A consequence of research not being a priority for content marketers is that we’re generally unlikely to invest in research resources and software. For a while, this was my own biggest weakness and I found myself clicking away from the best tools because they were paid and searching for free articles instead of buying books.
But what I’ve found since is that even small investments in research resources often pay off immensely. Most eBooks, for example, cost under $20. I bought The Phoenix Project: A Novel about IT, DevOps, and Helping Your Business Win by Gene Kim, Kevin Behr, and George Spafford in 2019, for example. I’ve explicitly referenced that book in my work as much as a dozen times and I’ve referenced implicitly, or relied on the knowledge it gave me, many more times than that. $9.49.
Software, too, is often a good investment. Readwise costs $7.99 per month and I’d pay much more for it (don’t tell them that, though). I paid $44.99 per year for Pocket before switching to Readwise Reader and felt it was worthwhile, too.
That said, not everything has to cost money. I built my research database in Notion and because Notion’s primary buyer is businesses, they offer a free personal plan. Snipd is free and Google, of course, is free.
As you shop, keep two or three things in mind:
And after you shop, when you’ve adopted a tool and are putting it to use, try to be mindful of its strengths and weaknesses. You’ll occasionally want to shop again and see if new tools have come out or if previous tools have evolved since you last evaluated them.
One major caveat is that this practice is perhaps the one I’m worst at actually following through on. There’s a huge swath of great research tools out there, such as Sparktoro, Buzzsumo, Exploding Topics, and many more I don’t even know about (please suggest your favorites to me).
Additionally, I’ve chosen to focus my skill set fairly narrowly on researching and writing but if you’re taking on content strategy tasks or helping other teams with product marketing and copywriting, there might be many more tools out there worth looking into.

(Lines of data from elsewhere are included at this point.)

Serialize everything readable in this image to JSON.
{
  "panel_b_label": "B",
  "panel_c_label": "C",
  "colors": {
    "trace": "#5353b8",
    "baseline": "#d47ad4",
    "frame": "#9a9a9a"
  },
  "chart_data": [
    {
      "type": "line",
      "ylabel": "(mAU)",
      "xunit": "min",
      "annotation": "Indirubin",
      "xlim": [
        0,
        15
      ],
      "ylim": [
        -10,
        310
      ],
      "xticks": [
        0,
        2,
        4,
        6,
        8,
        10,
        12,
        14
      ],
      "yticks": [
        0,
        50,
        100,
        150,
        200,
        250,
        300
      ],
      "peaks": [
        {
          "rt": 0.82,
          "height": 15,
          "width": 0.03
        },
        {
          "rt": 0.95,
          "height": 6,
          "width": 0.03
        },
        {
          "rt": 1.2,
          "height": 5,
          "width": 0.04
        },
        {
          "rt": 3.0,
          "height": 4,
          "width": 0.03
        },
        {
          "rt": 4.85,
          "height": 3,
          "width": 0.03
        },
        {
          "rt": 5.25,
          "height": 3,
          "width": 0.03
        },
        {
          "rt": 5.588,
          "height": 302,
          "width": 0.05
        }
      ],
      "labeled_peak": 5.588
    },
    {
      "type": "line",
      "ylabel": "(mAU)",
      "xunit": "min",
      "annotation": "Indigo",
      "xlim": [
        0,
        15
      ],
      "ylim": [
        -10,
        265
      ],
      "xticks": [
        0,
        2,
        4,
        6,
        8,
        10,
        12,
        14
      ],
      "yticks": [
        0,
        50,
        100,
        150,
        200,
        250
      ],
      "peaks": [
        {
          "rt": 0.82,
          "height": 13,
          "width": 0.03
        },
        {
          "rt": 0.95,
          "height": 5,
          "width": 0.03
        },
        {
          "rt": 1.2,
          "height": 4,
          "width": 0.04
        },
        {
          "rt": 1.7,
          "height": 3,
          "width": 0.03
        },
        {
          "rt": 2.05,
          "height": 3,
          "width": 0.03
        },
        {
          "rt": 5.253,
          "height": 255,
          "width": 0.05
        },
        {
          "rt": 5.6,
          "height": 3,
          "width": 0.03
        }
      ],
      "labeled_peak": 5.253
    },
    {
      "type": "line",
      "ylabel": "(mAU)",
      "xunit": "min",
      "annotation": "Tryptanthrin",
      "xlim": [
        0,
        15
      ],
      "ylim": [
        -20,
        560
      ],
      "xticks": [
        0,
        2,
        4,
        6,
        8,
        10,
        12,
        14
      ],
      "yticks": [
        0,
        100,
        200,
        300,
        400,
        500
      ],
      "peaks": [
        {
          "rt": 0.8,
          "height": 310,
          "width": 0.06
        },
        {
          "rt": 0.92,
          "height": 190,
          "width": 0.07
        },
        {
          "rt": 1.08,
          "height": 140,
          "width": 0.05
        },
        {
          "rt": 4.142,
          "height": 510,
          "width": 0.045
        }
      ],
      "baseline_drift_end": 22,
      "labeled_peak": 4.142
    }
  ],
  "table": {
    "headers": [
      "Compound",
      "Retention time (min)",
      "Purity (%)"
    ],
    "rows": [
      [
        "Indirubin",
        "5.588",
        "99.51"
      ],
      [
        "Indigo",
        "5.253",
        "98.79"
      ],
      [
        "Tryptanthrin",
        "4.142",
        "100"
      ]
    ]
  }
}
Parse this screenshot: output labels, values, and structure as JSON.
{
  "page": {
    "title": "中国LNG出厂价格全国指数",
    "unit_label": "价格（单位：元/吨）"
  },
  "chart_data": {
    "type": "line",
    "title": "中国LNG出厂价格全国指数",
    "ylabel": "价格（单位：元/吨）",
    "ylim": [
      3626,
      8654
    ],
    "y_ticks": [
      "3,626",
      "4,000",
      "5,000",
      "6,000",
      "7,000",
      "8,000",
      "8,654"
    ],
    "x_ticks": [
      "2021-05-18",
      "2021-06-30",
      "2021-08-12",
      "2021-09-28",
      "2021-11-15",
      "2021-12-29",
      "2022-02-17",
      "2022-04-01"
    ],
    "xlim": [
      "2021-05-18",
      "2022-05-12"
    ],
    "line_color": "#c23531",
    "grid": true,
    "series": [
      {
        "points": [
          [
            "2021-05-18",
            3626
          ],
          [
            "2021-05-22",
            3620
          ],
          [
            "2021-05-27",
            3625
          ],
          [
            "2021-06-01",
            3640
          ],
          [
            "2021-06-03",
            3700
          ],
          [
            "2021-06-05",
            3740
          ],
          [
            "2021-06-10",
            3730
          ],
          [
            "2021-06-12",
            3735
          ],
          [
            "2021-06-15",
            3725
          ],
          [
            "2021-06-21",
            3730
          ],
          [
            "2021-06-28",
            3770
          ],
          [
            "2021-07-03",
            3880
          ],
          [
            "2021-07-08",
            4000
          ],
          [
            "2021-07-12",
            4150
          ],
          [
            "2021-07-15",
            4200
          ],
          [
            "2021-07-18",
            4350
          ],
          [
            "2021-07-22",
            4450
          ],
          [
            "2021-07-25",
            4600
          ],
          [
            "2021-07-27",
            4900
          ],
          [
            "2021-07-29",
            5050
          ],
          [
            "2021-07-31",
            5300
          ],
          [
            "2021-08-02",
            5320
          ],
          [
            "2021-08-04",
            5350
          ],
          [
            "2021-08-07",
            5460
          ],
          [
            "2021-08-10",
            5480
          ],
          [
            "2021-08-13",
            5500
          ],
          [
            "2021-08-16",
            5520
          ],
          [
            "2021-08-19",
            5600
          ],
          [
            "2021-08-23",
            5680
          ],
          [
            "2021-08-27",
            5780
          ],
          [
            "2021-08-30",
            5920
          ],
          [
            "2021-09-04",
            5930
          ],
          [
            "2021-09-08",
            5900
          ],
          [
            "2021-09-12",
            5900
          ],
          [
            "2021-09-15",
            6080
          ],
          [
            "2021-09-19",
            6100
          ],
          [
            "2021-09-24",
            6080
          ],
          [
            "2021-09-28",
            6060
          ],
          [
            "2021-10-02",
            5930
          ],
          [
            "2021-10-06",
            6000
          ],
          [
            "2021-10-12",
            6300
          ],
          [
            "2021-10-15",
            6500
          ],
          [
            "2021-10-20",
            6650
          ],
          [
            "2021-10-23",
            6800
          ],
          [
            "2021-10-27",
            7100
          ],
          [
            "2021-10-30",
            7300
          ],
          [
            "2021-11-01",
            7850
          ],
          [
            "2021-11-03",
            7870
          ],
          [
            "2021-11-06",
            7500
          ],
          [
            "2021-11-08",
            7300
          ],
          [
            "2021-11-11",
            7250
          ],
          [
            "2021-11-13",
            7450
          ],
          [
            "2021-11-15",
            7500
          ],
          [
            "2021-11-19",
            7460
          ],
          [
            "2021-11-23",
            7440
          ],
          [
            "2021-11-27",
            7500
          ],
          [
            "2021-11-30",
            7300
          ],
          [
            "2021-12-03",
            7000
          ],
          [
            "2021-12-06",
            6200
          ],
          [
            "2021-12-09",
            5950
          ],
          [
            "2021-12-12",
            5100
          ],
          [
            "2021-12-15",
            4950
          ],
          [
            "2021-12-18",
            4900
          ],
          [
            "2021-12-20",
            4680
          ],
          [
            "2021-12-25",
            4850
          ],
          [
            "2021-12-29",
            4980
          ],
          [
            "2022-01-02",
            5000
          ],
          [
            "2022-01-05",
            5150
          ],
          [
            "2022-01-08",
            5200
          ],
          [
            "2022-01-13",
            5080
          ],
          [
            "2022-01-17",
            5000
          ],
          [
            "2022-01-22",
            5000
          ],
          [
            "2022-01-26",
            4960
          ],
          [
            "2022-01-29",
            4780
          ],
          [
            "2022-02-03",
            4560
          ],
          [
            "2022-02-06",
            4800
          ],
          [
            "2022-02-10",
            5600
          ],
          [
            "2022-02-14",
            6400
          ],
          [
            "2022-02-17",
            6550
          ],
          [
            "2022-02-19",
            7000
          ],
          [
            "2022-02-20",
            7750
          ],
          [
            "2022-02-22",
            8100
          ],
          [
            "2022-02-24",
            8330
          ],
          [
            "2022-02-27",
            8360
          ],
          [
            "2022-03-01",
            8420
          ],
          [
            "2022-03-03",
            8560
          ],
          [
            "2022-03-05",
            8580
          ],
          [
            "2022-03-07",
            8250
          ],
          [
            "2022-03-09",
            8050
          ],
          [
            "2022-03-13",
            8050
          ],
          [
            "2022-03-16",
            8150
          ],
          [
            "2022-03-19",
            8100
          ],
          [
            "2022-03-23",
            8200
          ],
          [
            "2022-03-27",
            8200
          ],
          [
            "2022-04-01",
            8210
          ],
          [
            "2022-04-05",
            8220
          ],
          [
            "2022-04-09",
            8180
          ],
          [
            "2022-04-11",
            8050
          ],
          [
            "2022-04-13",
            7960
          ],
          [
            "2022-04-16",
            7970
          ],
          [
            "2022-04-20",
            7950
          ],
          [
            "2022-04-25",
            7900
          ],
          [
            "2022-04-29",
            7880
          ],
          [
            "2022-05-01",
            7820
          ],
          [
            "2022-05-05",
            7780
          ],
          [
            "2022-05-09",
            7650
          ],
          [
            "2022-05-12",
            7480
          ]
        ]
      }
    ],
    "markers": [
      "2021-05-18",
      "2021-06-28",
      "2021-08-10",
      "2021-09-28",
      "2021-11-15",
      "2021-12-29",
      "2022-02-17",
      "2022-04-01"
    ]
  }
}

Research is a long game but in my opinion, it’s the game for content marketers. Great writing is necessary but not sufficient for great content, whereas great research and great arguments can make a poorly written article worth struggling through.
In my ideal world, content marketers are researchers first and foremost and most content emerges from that research.
Of course, we don’t live in my ideal world and that’s why I want to close this long article with a pretty huge caveat. Even if you like what I recommended (and I hope you do!), it might not be practical for you to put it all into practice.
For many content marketers, I recommend against doing a lot of this research. If you’re working for an agency, don’t bother reading a whole book about technical debt just to write one article or even just to satisfy one client—that client could churn or you could get reassigned tomorrow. Similarly, if you’re freelancing and on the hunt for a niche, find the niche before building the research machine.
And even given a niche, you’ll want to be wary of diving too deeply into some topics. For example, I wrote an article about Bossware for Kolide and while many of these research practices came in handy, I had to be careful not to spend inordinate amounts of time reading about old labor law cases. On the one hand, I had a separate, prior interest in the topic so it was fun, but on the other, I’ll likely never write about labor law again so I had to restrain myself.
With all that in mind, my final recommendation is to take research seriously and embrace it as a long game—meaning that you might do some or all of these practices or start small with particular ones and scale them up as they prove useful.
Content marketing requires a diverse set of skills but to my mind, no skill improvement will provide more benefits to you, especially over the long term, than learning how to research.